Would LeBron's presence and a change of scenerey suddenly turn Kyrie into a selfless, sacrificial team player? In the words of Hollywood legend William Goldman: “Nobody knows anything.”

3) Behind-the-scenes dysfunction

The Lakers just wrapped a season that was partially bedeviled by internal tension. Russell Westbrook never respected Frank Vogel nor his coaching staff, pushing back on the first day and in film sessions throughout the year. He questioned whether LeBron and AD genuinely made an effort to “let Russ be Russ.” His midseason crunch-time benchings only exacerbated the situation.

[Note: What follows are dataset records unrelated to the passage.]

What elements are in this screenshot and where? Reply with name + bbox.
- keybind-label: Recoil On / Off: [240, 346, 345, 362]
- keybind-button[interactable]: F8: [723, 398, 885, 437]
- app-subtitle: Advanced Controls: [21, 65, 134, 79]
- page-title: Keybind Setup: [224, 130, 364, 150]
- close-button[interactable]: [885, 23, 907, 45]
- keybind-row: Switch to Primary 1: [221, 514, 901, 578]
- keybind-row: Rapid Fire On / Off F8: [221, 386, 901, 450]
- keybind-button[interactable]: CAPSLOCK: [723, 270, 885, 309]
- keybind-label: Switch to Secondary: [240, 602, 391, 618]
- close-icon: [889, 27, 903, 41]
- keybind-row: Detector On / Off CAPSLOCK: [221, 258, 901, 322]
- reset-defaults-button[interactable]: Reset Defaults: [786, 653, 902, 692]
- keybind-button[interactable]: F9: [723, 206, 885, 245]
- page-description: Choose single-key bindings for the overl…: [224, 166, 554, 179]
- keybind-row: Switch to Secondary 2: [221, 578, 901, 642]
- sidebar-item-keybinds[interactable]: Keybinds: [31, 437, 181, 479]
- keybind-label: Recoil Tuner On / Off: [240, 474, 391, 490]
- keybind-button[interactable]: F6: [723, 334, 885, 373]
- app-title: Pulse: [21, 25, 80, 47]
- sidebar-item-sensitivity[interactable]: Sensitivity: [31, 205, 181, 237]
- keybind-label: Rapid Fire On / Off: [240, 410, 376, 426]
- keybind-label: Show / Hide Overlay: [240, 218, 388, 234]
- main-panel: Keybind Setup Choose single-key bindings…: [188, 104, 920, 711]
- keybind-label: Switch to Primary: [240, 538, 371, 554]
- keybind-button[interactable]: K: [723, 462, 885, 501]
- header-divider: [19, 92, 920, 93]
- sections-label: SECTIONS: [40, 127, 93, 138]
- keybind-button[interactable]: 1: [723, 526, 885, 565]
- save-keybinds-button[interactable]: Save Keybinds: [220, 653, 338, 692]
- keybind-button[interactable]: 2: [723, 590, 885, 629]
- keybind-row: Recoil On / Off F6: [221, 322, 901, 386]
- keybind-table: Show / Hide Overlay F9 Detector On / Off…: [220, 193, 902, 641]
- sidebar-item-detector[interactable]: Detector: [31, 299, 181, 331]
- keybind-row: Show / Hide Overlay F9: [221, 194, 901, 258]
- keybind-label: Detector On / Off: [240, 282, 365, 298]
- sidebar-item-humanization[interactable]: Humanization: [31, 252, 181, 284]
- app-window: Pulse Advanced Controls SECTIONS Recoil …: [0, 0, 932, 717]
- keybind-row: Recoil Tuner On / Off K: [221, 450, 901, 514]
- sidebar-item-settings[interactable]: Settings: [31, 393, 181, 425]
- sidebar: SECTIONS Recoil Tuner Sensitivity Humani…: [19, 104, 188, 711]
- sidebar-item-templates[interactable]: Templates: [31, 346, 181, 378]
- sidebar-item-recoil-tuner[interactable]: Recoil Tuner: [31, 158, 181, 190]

Beyond the aforementioned issues, Irving hasn't exactly been the ideal colleague. His comments about managing the franchise were tone-deaf. On Monday, Stephen A. Smith revealed Irving held his own practices — a slap in the face to Steve Nash.

It's possible Darvin Ham would earn Kyrie's respect and has the gravitas to shut down any egotistic behavior. But Nash is a Hall of Famer who Irving initially endorsed.

Regardless of how the offseason plays out, the Lakers are going to field a veteran squad and questionable roster in 2022-23. Their margin of error will be extremely thin amid a deep Western Conference. If they want a smooth-sailing ship with a true championship-or-bust mentality, is Kyrie the best guy to bring on board?

After all, if his performance for the past three years hasn't convinced the Nets to commit to him, despite his talent — should the Lakers feel so confident?

Why the Lakers should trade for Kyrie

1) If he takes the short team deal, they can get off Russ

If the Lakers are able to convince Irving to play next season on his player option — again, unlikely — acquiring Irving becomes far more appealing. For one, the risk that comes with his unreliability is dramatically mitigated. If it doesn't work out, they can trade him before the deadline or move on after the season and clear the money.

Relatedly, the Lakers are still looking to offload Westbrook and his $47 million expiring deal (though they are open to bringing him back). For financial reasons, Westbrook would have to be included in any Kyrie trade, whether Russ winds up in Brooklyn or elsewhere. The Lakers swapping an expiring contract for a risky dude attached to long-term money doesn't make a whole lot of business sense, but an expiring for an expiring? #Whynot.

One potential framework for a deal: Westbrook, Talen Horton-Tucker, a 2027 first-round pick, and second-rounders to Brooklyn for Irving and Joe Harris. Or, Westbrook goes to a third team (i.e. Hornets, Knicks, Pacers), decent supporting pieces go to Brooklyn, and the Lakers end up with Irving.

2) He and LeBron seem to be all good now

Kyrie and LeBron reached four straight NBA Finals from 2015 to 2019 and won an NBA title. But their relationship was somewhat fractured by Irving's trade request out of Cleveland, even if LeBron has always publicly backed Kyrie.

 

Time heals all wounds. Irving and LeBron have mutually and repeatedly shown love to one another in recent years. Clearly, they fit next to each other on the basketball court and respect each other's game. The idea of running it back together could energize both stars. In 2019, LeBron held out hope that the Lakers could land Irving in free agency.

3) He's good

Oh, yeah: Kyrie is pretty awesome at basketball — when he participates.

Ham wants to run a 4-out system. As a near-40% career three-point shooter, Irving would undoubtedly provide spacing and elite perimeter shooting around LeBron and/or AD — unlike Russ. When lineups are staggered, the Lakers can warp their system to space around Irving's penetration. He's a far more adept and in-his-prime playmaker than Westbrook, and he can legitimately ease the scoring burden and usage load off LeBron and AD as the Lakers hoped Russ could.

Irving doesn't offer much on the defensive end, but he's shown that he can be a part of quality defenses, particularly in the postseason. For all of Kyrie's flaws, he's simply a better basketball player than Russ and a more seamless fit around LeBron and AD.

More importantly, a trade simultaneously reuniting LeBron with Kyrie and Westbrook with Kevin Durant would be, well, objectively hilarious.